Petronas Ingkar Janji Beri Ganti Rugi Rumpon, PNPM Bakal Unras Selama Dua Hari

News101 views

KABAR MADURA | Ganti rugi rumpon yang dijanjikan Petronas dan SKK Migas Jabanusa tak kunjung dibayarkan. Persatuan Nelayan Pantura Madura (PNPM) pun mengancam turun jalan dengan menggelar aksi ujuk rasa (Unras) pada 19–20 Agustus 2025 mendatang.

Aksi dua hari itu akan berlangsung di dua titik strategis, yakni kawasan Maspion Petronas dan kantor SKK Migas Jabanusa Surabaya. Massa aksi merupakan gabungan nelayan dari Kecamatan Sokobanah, Ketapang, dan Banyuates di Kabupaten Sampang, serta Kecamatan Batumarmar dan Pasean di Kabupaten Pamekasan.

“Kami akan menggelar aksi demonstrasi selama dua hari, ini merupakan buntut dari mandeknya pembayaran ganti rugi rumpon tak kunjung selesai.

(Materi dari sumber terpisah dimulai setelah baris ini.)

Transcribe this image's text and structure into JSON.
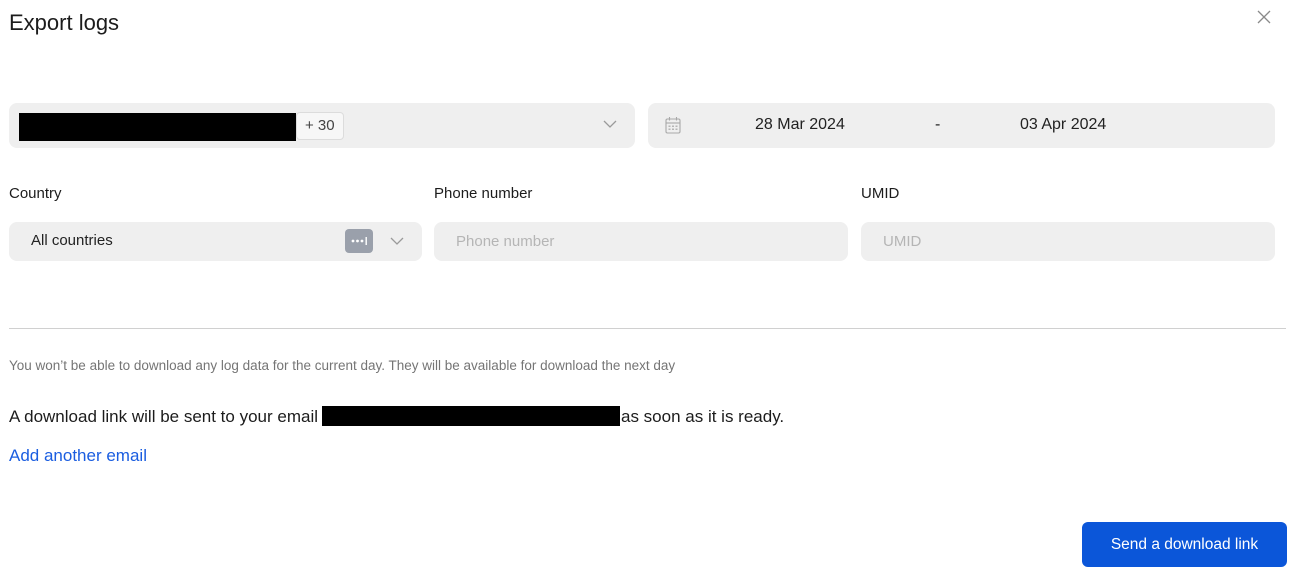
{
  "dialog": {
    "title": "Export logs",
    "close_icon": "close-icon"
  },
  "account_select": {
    "extra_count": "+ 30",
    "chevron_icon": "chevron-down-icon"
  },
  "date_range": {
    "icon": "calendar-icon",
    "from": "28 Mar 2024",
    "separator": "-",
    "to": "03 Apr 2024"
  },
  "filters": {
    "country": {
      "label": "Country",
      "value": "All countries",
      "more_icon": "more-icon"
    },
    "phone": {
      "label": "Phone number",
      "placeholder": "Phone number",
      "value": ""
    },
    "umid": {
      "label": "UMID",
      "placeholder": "UMID",
      "value": ""
    }
  },
  "info": {
    "note": "You won’t be able to download any log data for the current day. They will be available for download the next day",
    "email_prefix": "A download link will be sent to your email",
    "email_suffix": "as soon as it is ready.",
    "add_email": "Add another email"
  },
  "actions": {
    "send_label": "Send a download link"
  },
  "colors": {
    "primary": "#0b56d9",
    "link": "#1a5de0",
    "field_bg": "#efefef"
  }
}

Para nelayan ini harus mendapatkan ganti rugi,” ujar Korlap aksi Faris Reza Malik, Senin (18/8/2025).

Baca Juga:  Kuota Sekolah Rakyat di Sumenep Masih Minim, Baru 38 Siswa Terdaftar

Faris menjelaskan, pada Senin 14 Juli 2025 lalu, sebenarnya sudah ada kesepakatan antara Petronas dan SKK Migas Jabanusa. Pertemuan itu berlangsung di rumah makan Bebek Sinjai Bangkalan, dengan disaksikan para nelayan.

Saat itu, lanjut Faris, pihak Petronas dan SKK Migas menandatangani surat perjanjian bahwa ganti rugi rumpon akan diserahkan pada minggu keempat Juli 2025. Namun, hingga kini janji tersebut tidak dipenuhi.

IMG-20260612-WA0052
IMG-20260612-WA0047
IMG-20260612-WA0050
IMG-20260612-WA0051
IMG-20260612-WA0049
IMG-20260612-WA0046

“Kami menyayangkan sikap Petronas dan SKK Migas yang mengingkari janjinya kepada nelayan ini,” tegasnya.

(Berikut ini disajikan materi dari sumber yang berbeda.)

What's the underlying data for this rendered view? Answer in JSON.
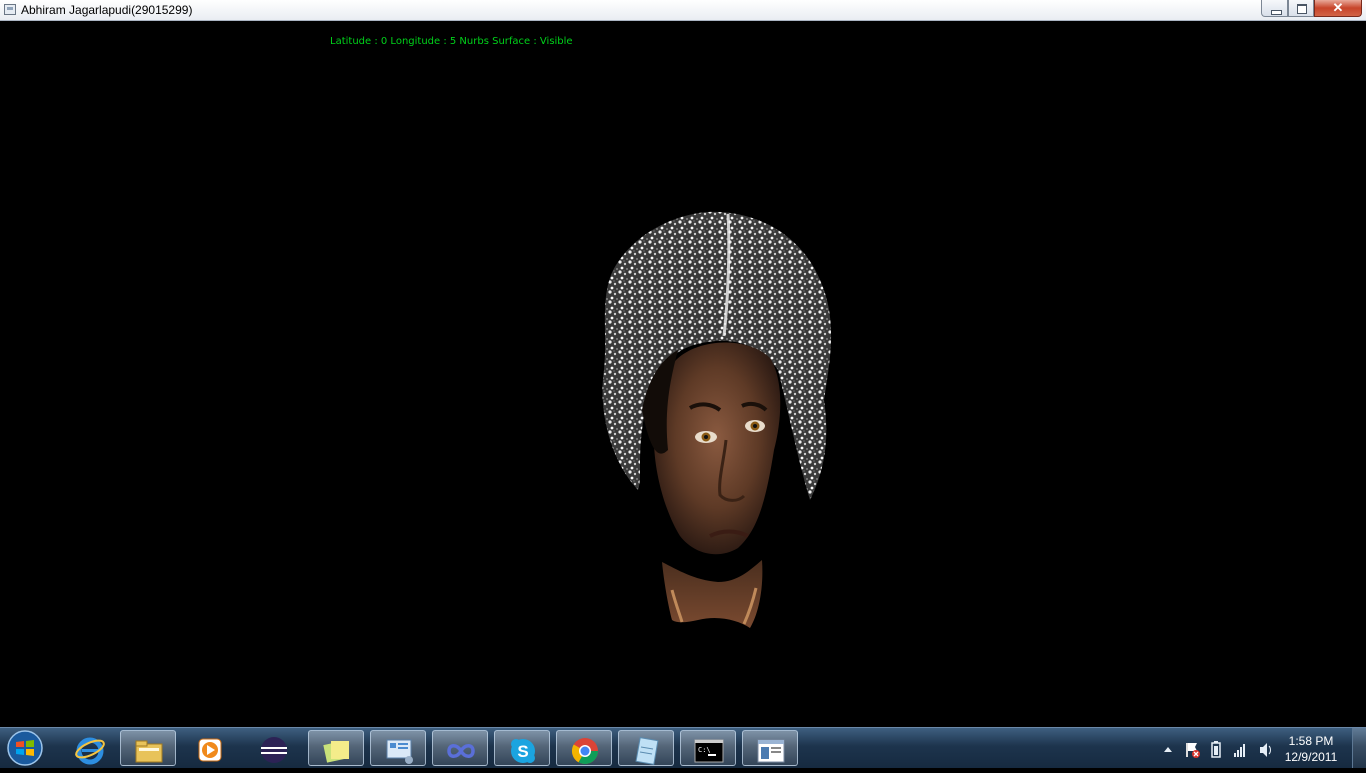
{
  "window": {
    "title": "Abhiram Jagarlapudi(29015299)",
    "minimize_glyph": "",
    "maximize_glyph": "",
    "close_glyph": "✕"
  },
  "viewport": {
    "status_text": "Latitude : 0 Longitude : 5 Nurbs Surface : Visible",
    "status_color": "#00d21a",
    "background": "#000000"
  },
  "taskbar": {
    "start_icon": "windows-start-orb-icon",
    "apps": [
      {
        "name": "internet-explorer-icon",
        "state": "pinned"
      },
      {
        "name": "windows-explorer-icon",
        "state": "active"
      },
      {
        "name": "media-player-icon",
        "state": "pinned"
      },
      {
        "name": "eclipse-icon",
        "state": "pinned"
      },
      {
        "name": "sticky-notes-icon",
        "state": "active"
      },
      {
        "name": "control-panel-icon",
        "state": "active"
      },
      {
        "name": "visual-studio-icon",
        "state": "active"
      },
      {
        "name": "skype-icon",
        "state": "active"
      },
      {
        "name": "chrome-icon",
        "state": "active"
      },
      {
        "name": "notepad-icon",
        "state": "active"
      },
      {
        "name": "command-prompt-icon",
        "state": "active"
      },
      {
        "name": "opengl-window-icon",
        "state": "active"
      }
    ],
    "tray_icons": [
      "show-hidden-icons-arrow-icon",
      "action-center-flag-icon",
      "battery-icon",
      "network-signal-icon",
      "volume-icon"
    ],
    "clock": {
      "time": "1:58 PM",
      "date": "12/9/2011"
    }
  }
}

Baca Juga:  Diversifikasi Lahan, Petani Tembakau Pamekasan Didorong Tanam Bawang Merah

Sebelumnya, Humas SKK Migas Jawa Timur Yustian Hakiki menyampaikan bahwa Petronas akan membuka transparansi terkait pembayaran ganti rugi rumpon dengan menghadirkan semua pihak, mulai SKK Migas, PT Elnusa, pemkab, hingga nelayan terdampak. Pertemuan itu dijanjikan digelar pada minggu keempat Juli 2025.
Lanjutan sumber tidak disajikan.